Não é civilizada a democracia que precisa consultar os quartéis para saber se generais nos gabinetes e militantes nos quintais concordam com o resultado das eleições que elegeram um novo presidente e se respeitam as instituições que coordenaram o processo eleitoral. Mas tampouco é civilizada a democracia que despende parte substancial do orçamento público para fazer funcionar estas instituições e para realizar as eleições. Onde os eleitos chegam a receber salários (além de outros benefícios) equivalentes a trinta vezes o salário mínimo que os seus eleitores recebem com trabalho, e sessenta vezes mais do que a Bolsa Família para seus eleitores pobres sem emprego. Em uma democracia que tolera a corrupção direta de roubo ou indireta no desvio de dinheiro público para prioridades sem compromisso social, para mordomias e obras ostentatórias ou para financiar seus partidos; deixando dezenas de milhões com escolas deficientes, sem água ou esgoto em suas casas, ou morando nas ruas.
Não é civilizada a democracia que, depois de décadas em funcionamento, mantém a renda nacional concentrada nos dez por cento mais ricos que recebem em média 8 000 reais per capita por mês, deixando metade da população com apenas 1 500 reais e os quarenta por cento mais pobres com míseros 250 reais, menos de 10 reais por dia. Que assegura o mesmo direito de voto a cada pessoa, mas segrega a população em um sistema de apartação onde poucos vivem em condomínios com serviços da qualidade dos ricos do Primeiro Mundo e milhões em favelas desprovidas, como se vivessem na profundidade do Terceiro Mundo.
“Deve-se valorizar o nosso maior recurso: a inteligência da população”
Não há civilização quando a violência assassina ao redor de 50 mil pessoas por ano, a maior parte delas afrodescendente e diversas por feminicídios. Onde parte da população está faminta, apesar de o país ser o maior exportador de alimentos no mundo. A civilização da democracia exige economia com produtividade elevada, capacidade de inovação e de inserção internacional, com sustentabilidade e, sobretudo, distribuição justa de renda.

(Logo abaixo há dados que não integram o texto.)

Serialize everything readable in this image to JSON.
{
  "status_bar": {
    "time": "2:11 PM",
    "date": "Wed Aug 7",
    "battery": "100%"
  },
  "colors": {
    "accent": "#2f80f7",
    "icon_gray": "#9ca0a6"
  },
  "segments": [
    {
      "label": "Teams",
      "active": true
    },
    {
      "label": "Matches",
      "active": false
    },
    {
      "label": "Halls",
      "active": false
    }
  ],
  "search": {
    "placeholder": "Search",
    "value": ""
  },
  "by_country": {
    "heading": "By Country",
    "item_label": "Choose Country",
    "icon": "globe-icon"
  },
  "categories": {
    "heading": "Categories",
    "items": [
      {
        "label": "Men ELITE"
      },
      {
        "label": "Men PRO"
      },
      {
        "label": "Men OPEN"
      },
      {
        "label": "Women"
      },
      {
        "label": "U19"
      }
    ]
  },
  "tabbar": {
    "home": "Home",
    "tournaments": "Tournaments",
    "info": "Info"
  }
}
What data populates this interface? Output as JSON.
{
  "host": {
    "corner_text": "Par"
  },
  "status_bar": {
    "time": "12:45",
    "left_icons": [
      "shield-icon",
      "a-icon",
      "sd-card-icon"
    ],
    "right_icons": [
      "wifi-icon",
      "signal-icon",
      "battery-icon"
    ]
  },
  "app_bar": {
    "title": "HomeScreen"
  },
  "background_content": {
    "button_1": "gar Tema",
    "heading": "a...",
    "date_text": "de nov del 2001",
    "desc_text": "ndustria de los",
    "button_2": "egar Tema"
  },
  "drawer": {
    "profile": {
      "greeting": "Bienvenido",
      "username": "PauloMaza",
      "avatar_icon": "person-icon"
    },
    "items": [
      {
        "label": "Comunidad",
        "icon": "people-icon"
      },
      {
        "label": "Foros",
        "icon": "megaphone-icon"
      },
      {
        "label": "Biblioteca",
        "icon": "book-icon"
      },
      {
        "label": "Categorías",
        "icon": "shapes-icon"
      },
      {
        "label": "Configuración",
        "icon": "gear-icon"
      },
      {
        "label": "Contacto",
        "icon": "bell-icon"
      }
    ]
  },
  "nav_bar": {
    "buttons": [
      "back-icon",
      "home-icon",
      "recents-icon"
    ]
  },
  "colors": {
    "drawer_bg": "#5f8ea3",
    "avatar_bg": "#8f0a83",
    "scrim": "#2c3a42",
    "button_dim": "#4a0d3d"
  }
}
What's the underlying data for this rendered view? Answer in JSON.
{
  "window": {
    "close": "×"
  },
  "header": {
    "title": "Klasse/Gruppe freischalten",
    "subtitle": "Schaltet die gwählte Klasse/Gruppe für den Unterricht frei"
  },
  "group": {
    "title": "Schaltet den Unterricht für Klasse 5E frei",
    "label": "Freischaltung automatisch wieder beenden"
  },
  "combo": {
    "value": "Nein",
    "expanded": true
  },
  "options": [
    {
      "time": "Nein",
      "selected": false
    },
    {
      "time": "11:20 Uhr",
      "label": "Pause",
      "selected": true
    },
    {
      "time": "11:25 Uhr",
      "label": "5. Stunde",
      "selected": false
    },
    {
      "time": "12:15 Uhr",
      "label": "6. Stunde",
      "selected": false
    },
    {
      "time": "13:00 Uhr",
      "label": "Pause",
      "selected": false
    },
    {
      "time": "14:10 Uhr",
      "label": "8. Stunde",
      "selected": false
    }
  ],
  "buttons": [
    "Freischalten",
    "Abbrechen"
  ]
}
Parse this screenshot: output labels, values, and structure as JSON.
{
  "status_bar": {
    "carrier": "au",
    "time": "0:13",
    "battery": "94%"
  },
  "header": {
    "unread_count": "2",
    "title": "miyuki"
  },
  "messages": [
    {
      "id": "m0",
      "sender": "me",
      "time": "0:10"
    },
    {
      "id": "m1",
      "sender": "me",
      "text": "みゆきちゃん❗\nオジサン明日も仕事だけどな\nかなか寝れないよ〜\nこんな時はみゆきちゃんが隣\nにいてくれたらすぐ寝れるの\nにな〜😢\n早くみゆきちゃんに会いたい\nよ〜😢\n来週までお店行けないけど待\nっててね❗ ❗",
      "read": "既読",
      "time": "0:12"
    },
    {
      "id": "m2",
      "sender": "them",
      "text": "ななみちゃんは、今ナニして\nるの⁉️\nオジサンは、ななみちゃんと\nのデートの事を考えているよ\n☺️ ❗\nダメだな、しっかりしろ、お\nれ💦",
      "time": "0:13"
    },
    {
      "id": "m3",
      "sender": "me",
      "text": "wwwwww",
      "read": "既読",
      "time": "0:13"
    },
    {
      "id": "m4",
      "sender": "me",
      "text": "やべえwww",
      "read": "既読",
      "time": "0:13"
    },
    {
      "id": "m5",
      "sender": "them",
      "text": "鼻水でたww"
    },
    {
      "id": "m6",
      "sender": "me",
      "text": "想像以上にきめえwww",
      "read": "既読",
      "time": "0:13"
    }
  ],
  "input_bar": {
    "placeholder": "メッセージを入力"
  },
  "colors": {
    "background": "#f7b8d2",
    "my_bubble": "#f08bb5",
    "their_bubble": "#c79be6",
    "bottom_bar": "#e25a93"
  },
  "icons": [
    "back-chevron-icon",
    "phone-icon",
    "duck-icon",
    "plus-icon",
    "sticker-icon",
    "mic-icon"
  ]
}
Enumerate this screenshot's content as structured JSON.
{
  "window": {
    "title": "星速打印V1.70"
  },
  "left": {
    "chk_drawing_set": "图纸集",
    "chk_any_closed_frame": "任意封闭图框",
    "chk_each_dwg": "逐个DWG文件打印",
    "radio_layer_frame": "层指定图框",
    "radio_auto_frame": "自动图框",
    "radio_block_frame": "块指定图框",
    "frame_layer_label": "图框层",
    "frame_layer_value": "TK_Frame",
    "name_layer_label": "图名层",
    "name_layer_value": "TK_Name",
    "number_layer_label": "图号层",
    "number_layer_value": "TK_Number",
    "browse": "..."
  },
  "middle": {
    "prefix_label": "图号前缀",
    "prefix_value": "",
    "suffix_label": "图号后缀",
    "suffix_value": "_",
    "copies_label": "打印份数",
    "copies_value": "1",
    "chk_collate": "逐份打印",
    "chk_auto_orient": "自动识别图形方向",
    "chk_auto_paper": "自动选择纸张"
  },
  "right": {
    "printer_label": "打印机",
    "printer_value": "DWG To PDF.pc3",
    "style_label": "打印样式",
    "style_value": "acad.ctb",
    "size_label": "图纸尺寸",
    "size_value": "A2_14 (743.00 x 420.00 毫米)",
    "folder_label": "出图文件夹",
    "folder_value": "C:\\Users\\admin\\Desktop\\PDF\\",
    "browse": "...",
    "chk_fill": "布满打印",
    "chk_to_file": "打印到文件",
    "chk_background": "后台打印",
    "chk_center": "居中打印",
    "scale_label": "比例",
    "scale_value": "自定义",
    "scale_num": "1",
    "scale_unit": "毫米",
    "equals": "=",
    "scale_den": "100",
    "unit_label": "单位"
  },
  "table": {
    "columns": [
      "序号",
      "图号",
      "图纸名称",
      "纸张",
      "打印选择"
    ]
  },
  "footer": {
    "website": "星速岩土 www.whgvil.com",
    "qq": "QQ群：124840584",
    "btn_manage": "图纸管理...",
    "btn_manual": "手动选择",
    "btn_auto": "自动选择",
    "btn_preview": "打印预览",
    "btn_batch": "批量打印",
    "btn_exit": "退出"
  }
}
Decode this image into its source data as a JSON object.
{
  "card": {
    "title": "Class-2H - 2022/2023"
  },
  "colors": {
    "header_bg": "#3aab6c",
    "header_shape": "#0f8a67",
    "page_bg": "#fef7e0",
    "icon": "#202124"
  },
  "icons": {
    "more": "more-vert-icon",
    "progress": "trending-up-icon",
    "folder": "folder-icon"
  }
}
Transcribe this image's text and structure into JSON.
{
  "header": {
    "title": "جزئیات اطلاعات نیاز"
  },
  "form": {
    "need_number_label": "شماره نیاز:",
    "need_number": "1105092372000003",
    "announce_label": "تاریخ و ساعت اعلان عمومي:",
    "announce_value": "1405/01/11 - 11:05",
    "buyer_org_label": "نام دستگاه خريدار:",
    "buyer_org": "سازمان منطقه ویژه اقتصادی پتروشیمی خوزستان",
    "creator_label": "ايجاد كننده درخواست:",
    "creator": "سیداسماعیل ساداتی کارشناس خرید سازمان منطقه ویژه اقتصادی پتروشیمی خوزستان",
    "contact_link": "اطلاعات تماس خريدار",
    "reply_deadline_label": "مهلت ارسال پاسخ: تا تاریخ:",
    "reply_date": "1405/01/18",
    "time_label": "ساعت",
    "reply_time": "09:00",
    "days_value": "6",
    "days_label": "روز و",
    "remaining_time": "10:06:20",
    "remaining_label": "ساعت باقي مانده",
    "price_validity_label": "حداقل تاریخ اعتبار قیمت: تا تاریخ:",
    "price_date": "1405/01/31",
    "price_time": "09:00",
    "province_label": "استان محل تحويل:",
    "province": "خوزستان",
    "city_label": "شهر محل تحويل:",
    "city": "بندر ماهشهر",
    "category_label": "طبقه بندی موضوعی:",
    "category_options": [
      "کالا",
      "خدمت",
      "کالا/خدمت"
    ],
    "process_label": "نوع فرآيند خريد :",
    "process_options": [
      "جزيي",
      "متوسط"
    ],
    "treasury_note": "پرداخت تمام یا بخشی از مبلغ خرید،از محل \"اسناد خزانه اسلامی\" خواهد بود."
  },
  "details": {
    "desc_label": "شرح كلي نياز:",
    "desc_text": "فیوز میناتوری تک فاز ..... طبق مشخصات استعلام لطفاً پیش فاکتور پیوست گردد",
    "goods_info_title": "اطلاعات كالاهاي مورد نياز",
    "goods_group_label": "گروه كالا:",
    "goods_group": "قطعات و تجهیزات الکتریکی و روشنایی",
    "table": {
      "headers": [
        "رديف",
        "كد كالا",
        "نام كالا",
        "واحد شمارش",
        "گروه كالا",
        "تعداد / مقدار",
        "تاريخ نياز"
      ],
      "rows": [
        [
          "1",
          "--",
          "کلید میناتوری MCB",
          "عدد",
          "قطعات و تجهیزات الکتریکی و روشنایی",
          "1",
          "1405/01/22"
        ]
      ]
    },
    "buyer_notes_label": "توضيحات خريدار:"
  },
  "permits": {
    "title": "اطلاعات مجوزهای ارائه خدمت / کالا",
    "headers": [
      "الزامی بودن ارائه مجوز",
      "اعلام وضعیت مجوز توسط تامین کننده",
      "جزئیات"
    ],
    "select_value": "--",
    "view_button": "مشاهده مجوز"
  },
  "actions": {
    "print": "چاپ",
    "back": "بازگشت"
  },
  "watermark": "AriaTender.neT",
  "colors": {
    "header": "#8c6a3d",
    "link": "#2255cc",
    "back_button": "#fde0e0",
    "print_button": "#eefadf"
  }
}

Deve-se valorizar nosso maior recurso: a inteligência da população, formando-a com liberdade e competência para buscar a felicidade pessoal e para construir o país. A falta de escolaridade na idade certa faz com que dez milhões de adultos sejam incapazes de reconhecer a própria bandeira, por não ler o lema escrito nela, e condena os matriculados a um sistema educacional segregado entre “escolas senzala” e “escolas casa-grande”, reproduzindo gerações de analfabetos para a contemporaneidade, com baixa produtividade na criação da renda nacional e sem participação na sua distribuição com justiça.
Um ano depois, parte da população ainda apoia o ato golpista de 8 de janeiro, e os demais acreditam que basta defender as instituições democráticas. Além da repulsa à tentativa de golpe, é hora de união para civilizar a democracia. A defesa da democracia requer também unidade nacional para construir uma nação com eficiência, justiça, cultura, harmonia e integração no mundo: uma democracia civilizada. Para tanto, é preciso romper com a principal fábrica de nossas barbaridades: a baixa qualidade e a imensa desigualdade com que a educação de base é oferecida hoje aos que poderiam civilizar o país no futuro.